Some of us as "seasoned" computer science professionals recall the early days of computing pre-Web and pre-PageRank, the key algorithmic innovation that enabled Google to grow to its current mammoth scale. Much has been written about Google's history and the spawning of effective web search engines that ranked web pages so users could easily find the most relevant information they were interested in.
At the time, some in the computer science community concerned with security and privacy issues expressed fears that Google's web crawling and indexing might be illegal. Certainly, copyright issues would be in play if wholesale copying of web content wasn't permissible. Many of these issues were resolved over the years by employing agreed-upon rules of the road, permitting crawling, page analysis, and indexing, but under the control of announced policies and terms of service by webmasters. In a perfect Internet, all would be good.
Today, web crawling is continuous and ubiquitous, and it has broadened in scope from web pages to general Internet searches and file shares. The downside to this is that Google searches can also capture and index files and data exposed in cloud shares. Along with the very many legitimate web crawlers that adhere to the rules in robot.txt, there are also malicious crawlers that ignore these warnings and scan and probe, sometimes successfully, to capture cloud shared documents. It may not be immediately apparent when a cloud share has been visited by a spider. After all, it isn't immediately obvious when your website has been crawled unless you explicitly look for it.
This is why it pays to be proactive. We experienced a related incident firsthand at Columbia University, where I work as a computer science professor. Long ago, before there were so many regulations around protecting personal identifiable information, student Social Security numbers were used as the unique identifier when entering a housing lottery for securing a dorm room on campus. The files associated with this lottery were then stored in the cloud and forgotten. That is, until Google's indexing made the Social Security numbers public and searchable, creating an incident years after the files were stored and students had moved on from the university. The university's security team was able to remove the links and has since spent more time educating its faculty and students on data privacy best-practices. They've also set up a scanning system to help monitor for any instances of students' social security numbers being shared.
It is these types of incidents that drove the university to take precautions, update security policies, and anticipate risks related to Google indexing and link sharing. Just recently, data from more than 90 companies, including Box, was exposed through Box accounts because employees shared web links.
How can security teams understand just how pervasive link-sharing risks are in their organizations? First, administrators should make sure the default access settings for shared links are configured to "people in your company" to reduce accidental exposure of data to the public. Secondly, security policies for cloud-resident data should mirror any policies that apply to data stored on the premises. That includes policies about downloading or sharing certain kinds of sensitive data, as well as encryption of sensitive data.
Defenders typically resort to cloud log analysis to determine the extent of the problem. Such log analytics can alert personnel to possibly misconfigured cloud share access controls, or user security violations, where a shared link gives access to a broad collection of documents to an interested spider.

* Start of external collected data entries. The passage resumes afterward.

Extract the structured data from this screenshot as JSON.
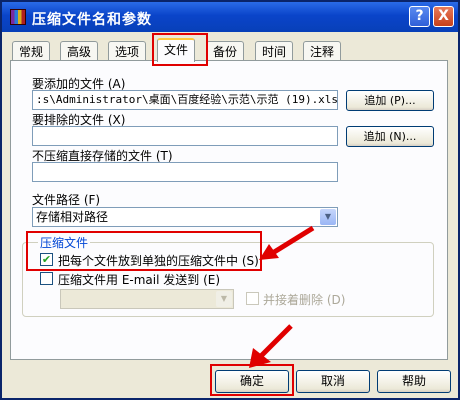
{
  "window": {
    "title": "压缩文件名和参数",
    "help_label": "?",
    "close_label": "X"
  },
  "tabs": [
    {
      "label": "常规"
    },
    {
      "label": "高级"
    },
    {
      "label": "选项"
    },
    {
      "label": "文件"
    },
    {
      "label": "备份"
    },
    {
      "label": "时间"
    },
    {
      "label": "注释"
    }
  ],
  "files_tab": {
    "add_files_label": "要添加的文件 (A)",
    "add_files_value": ":s\\Administrator\\桌面\\百度经验\\示范\\示范 (19).xlsx\"",
    "append_button_1": "追加 (P)...",
    "exclude_files_label": "要排除的文件 (X)",
    "exclude_files_value": "",
    "append_button_2": "追加 (N)...",
    "no_compress_label": "不压缩直接存储的文件 (T)",
    "no_compress_value": "",
    "file_path_label": "文件路径 (F)",
    "file_path_value": "存储相对路径",
    "group_title": "压缩文件",
    "separate_archive_label": "把每个文件放到单独的压缩文件中 (S)",
    "separate_archive_checked": true,
    "email_label": "压缩文件用 E-mail 发送到 (E)",
    "email_checked": false,
    "email_select_value": "",
    "delete_after_label": "并接着删除 (D)",
    "delete_after_checked": false
  },
  "footer": {
    "ok_label": "确定",
    "cancel_label": "取消",
    "help_label": "帮助"
  },
  "colors": {
    "highlight": "#e00000",
    "title_bar": "#0a44c9",
    "group_title": "#0046d5"
  }
}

The log analytics aren't easy to do, but generally, capturing all events including time stamps, source IPs, agent strings, and URLs requested is the basic starting point. There are numerous products available to assist in the process — for example, to uncover the source IPs from tracert, and that analyze timing of requests. Being alert to spiders is important, but once a spider has done its job, and the shared documents have been exposed, what's next?
At that point, once a spider has scanned and indexed the files in the cloud share, the data owner has lost the ability to control access to it; in essence, all bets are off. So, the immediate questions security teams need to know are: What was lost? Who is affected? Who is responsible? How did it get lost? Can it be prevented from happening again?
Cloud log analysis can help answer some of these questions. Appropriate mitigation actions in a case like this also include shutting down credentials for the person who shared the link, revoking user access to cloud-resident files, folders, or cloud shares, and, in some cases, decommissioning a public cloud folder and reconfiguring security settings for future files. That is how some of the organizations involved in the Box data leak responded.
At some point in the near to distant future, the information in cloud activity logs could be automatically analyzed using artificial intelligence, machine learning, or other technologies to lessen the workload of security professionals. Rather than spending resources digging through cloud logs, it may be possible to send teams real-time notifications when cloud security policies are violated, or when unsanctioned users open or download cloud-resident files that weren't meant for them.